Черепа – это знаки и двери.
У входа в церковь Пургаторио-ад-Арко на улице Трибунали
То же самое происходит и на кладбище Фонтанелле.
Простые люди уже несколько веков особым образом относятся к некоторым черепам из оссуария, почитают их, называют по именам, делают подношения, обращаются к ним с молитвой. Я всегда ошибочно предполагала, что название “Фонтанелле” может происходить от слова “родничок” [59] , обозначающего место черепа, где у новорожденных мягкая ткань. Когда я прохожу по улице Фонтанелле, мне почему-то всегда для надежности хочется надеть шапку.
Черепа также находятся в кладбищенском дворике монастыря Сан-Мартино – твердые, барочные, изящные черепа из белого мрамора, напоминание о смерти в центре прелестнейшего дворика, освещенного солнечными лучами, под голубым квадратом неба, в окружении зеленых ухоженных лугов, в тишине, которую лишь изредка нарушают маленькие птички, мирно порхающие тут. Когда сюда приезжают целые семейства с детьми, последние бегают по запретной зелени и заглядывают в колодец в центре маленького desertum [60] , слушают, как отдаются их голоса от его стен, бросают туда монетки, чтобы проверить, отскакивают ли они от воды. А сразу же за двором – покои настоятеля, выходящие окнами на море: радостная панорама, и пастухи XVIII века с ангельскими личиками на голубом картонном небе в одной из комнат музея.
Однажды под Новый год черепа появились на площади Плебишито в составе огромной инсталляции Ребекки Хорн. Над поверхностью площади возвышалось множество черепов, да так, что старики и дети спотыкались, глядя на них, потому что они светились. Из голов исходило голубое неоновое сияние: смерть на окружной дороге, смерть в торговом центре, смерть в домах на окраине.
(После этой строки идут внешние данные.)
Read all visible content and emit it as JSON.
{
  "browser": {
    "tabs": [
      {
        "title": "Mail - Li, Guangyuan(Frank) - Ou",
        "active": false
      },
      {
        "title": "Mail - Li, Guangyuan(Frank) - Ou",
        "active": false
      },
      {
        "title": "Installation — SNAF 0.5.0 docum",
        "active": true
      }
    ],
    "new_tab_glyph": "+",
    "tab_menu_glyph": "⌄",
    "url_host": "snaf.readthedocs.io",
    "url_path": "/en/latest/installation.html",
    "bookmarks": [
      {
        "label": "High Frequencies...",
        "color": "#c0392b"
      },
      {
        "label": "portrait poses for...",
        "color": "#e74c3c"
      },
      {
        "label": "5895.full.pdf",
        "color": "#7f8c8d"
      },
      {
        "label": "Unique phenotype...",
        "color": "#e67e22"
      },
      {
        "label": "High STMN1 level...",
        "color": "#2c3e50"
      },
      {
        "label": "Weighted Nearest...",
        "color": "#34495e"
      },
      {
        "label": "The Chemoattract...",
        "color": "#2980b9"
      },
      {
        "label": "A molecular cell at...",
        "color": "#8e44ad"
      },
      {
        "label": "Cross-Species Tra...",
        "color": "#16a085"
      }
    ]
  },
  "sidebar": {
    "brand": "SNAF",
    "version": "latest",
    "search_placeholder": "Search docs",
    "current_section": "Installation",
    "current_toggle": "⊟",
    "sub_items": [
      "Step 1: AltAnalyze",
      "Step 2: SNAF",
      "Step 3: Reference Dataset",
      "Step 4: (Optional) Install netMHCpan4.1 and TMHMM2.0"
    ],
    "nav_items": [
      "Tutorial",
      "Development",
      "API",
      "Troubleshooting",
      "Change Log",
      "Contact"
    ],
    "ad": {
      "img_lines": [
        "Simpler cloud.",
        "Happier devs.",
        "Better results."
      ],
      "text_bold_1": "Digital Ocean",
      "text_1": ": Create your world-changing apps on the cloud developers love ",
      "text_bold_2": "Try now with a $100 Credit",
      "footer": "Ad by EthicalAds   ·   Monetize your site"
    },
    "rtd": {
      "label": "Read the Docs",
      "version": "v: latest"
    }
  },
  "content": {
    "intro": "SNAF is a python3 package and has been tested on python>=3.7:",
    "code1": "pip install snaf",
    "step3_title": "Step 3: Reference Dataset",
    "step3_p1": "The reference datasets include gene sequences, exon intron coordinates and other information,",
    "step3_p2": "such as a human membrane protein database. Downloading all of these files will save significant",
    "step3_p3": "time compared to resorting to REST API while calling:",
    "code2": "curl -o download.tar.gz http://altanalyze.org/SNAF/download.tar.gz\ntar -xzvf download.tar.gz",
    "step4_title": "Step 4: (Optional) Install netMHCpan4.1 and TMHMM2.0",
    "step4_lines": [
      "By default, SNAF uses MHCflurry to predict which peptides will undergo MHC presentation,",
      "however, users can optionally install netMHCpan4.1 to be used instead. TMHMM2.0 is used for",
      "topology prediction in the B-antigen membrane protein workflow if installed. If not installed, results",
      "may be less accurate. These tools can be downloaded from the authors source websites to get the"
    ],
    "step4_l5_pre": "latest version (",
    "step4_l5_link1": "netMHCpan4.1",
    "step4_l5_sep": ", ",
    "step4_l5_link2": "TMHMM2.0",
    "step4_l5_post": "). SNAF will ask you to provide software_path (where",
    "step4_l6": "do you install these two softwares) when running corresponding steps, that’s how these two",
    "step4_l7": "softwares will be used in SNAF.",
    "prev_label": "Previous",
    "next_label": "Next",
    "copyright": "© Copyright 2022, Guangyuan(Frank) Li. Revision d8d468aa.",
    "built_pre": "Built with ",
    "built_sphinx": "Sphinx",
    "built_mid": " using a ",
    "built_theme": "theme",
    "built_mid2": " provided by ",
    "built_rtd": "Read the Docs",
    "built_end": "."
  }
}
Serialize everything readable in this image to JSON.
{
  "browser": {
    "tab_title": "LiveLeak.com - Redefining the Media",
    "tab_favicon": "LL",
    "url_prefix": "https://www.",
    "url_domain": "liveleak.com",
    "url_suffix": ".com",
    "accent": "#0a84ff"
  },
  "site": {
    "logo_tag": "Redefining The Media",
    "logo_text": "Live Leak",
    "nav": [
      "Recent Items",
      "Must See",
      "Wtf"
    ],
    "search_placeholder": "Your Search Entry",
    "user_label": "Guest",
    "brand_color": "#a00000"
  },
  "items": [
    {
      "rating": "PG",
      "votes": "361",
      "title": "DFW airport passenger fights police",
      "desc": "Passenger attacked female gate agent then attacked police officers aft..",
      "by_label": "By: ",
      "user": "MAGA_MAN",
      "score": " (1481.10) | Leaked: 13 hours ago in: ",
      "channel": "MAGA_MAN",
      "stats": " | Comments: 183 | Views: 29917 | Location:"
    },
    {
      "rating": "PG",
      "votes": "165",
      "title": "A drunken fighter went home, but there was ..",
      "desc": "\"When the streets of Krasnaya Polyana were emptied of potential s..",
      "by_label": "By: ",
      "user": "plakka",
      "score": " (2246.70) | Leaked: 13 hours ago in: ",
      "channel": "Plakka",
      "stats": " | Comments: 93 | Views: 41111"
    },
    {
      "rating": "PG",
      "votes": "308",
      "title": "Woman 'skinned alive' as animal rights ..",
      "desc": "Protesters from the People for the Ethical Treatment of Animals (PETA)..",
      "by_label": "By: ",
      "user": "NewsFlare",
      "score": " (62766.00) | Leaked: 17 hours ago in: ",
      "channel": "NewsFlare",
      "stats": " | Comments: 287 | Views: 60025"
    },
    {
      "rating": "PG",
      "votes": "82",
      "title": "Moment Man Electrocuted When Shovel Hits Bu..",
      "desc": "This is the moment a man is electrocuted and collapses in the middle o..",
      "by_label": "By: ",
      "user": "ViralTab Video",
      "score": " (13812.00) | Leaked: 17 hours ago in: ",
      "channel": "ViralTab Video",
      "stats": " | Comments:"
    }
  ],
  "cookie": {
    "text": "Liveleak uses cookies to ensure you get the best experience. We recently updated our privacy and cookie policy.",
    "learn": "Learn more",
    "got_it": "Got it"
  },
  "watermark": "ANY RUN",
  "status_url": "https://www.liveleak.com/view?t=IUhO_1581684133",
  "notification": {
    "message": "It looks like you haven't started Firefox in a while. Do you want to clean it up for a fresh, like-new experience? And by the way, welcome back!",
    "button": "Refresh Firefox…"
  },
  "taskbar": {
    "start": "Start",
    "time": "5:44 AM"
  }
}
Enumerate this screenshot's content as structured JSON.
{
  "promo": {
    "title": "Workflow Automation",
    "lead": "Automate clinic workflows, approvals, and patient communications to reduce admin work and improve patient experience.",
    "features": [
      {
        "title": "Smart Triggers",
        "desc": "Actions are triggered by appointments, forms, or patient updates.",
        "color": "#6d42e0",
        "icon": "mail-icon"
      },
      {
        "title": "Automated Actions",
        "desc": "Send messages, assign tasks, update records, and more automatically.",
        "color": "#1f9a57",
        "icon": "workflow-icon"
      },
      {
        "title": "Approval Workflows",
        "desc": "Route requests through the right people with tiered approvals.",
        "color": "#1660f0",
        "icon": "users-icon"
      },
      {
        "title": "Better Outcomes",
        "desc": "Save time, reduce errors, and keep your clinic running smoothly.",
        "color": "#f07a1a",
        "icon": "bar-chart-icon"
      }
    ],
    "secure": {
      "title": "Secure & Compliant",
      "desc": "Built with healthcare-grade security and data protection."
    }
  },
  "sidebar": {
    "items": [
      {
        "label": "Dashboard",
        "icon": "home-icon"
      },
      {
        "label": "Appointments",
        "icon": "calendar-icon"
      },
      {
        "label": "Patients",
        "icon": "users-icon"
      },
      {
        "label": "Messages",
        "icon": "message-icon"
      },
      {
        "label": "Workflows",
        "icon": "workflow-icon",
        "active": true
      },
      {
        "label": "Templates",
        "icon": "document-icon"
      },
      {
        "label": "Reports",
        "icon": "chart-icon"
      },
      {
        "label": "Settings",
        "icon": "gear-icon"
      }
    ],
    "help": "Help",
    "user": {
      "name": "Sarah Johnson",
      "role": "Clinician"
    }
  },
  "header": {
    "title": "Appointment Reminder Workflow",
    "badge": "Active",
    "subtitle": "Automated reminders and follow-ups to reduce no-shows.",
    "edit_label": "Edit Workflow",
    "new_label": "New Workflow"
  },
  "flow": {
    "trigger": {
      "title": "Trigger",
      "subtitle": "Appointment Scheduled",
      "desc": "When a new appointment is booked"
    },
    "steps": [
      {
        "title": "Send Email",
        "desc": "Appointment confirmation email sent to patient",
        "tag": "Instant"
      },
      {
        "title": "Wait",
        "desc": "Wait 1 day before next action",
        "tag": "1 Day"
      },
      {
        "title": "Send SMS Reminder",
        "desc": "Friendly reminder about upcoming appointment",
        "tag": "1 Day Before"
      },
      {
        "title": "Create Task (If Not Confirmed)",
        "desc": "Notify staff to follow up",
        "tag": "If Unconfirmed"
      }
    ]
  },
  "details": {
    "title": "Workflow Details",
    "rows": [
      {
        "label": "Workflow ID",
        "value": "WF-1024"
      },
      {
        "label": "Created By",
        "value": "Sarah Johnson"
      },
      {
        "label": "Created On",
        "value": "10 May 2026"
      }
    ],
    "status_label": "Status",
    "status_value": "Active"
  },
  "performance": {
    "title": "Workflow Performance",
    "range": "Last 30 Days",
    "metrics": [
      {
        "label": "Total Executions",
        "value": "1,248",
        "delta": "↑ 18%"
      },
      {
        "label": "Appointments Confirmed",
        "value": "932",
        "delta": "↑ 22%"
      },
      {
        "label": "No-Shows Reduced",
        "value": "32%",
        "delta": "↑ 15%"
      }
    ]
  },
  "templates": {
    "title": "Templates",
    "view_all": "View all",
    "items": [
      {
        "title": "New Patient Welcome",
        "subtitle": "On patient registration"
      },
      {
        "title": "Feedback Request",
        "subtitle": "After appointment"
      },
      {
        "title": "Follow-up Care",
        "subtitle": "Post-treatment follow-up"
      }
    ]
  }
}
Эту инсталляцию разобрали, как и произведение Миммо Паладино, и многие другие, появившиеся благодаря безудержной, иной раз чрезмерной страсти местных властей к современному искусству. А вот на улице Сеттембрини, которая идет перпендикулярно улице Дуомо, еще одну инсталляцию Хорн разместил у себя музей Мадре, новый неаполитанский музей всего нового: время от времени в городе возрождается страсть к новизне – вероятно, в этом виновато название, ведь по-древнегречески Neapolis означает “новый город”. К примеру, исторический театр неаполитанского авангарда одно время именовался “Новый Новый Театр”. Все здесь нужно повторять два раза, чтобы вам поверили – правда? Правда-правда?
В светлом помещении с разной высоты смотрят на зрителя черепа из темного металла – бронзовые, как в церкви Пургаторио. Перед каждым черепом стоит круглое зеркало, оно автоматически вращается. Мы отражаемся там, а позади – о, суета сует! – образ того, чем мы будем и что мы есть. Крутящиеся зеркала всякий раз по-разному преломляют свет, причудливые пятна теней путешествуют по комнате. Этот танец сопровождается легкой музыкой.
В музее Мадре, миновав два чудесных зала с росписями Франческо Клементе, яркие краски которых славят жизнь, несмотря на то что именно там выставлены черепа, попадаешь в остальную часть экспозиции, представляющую собой печальную коллекцию смерти на фоне белизны минималистских комнат – особенно это касается произведений Дэмьена Херста.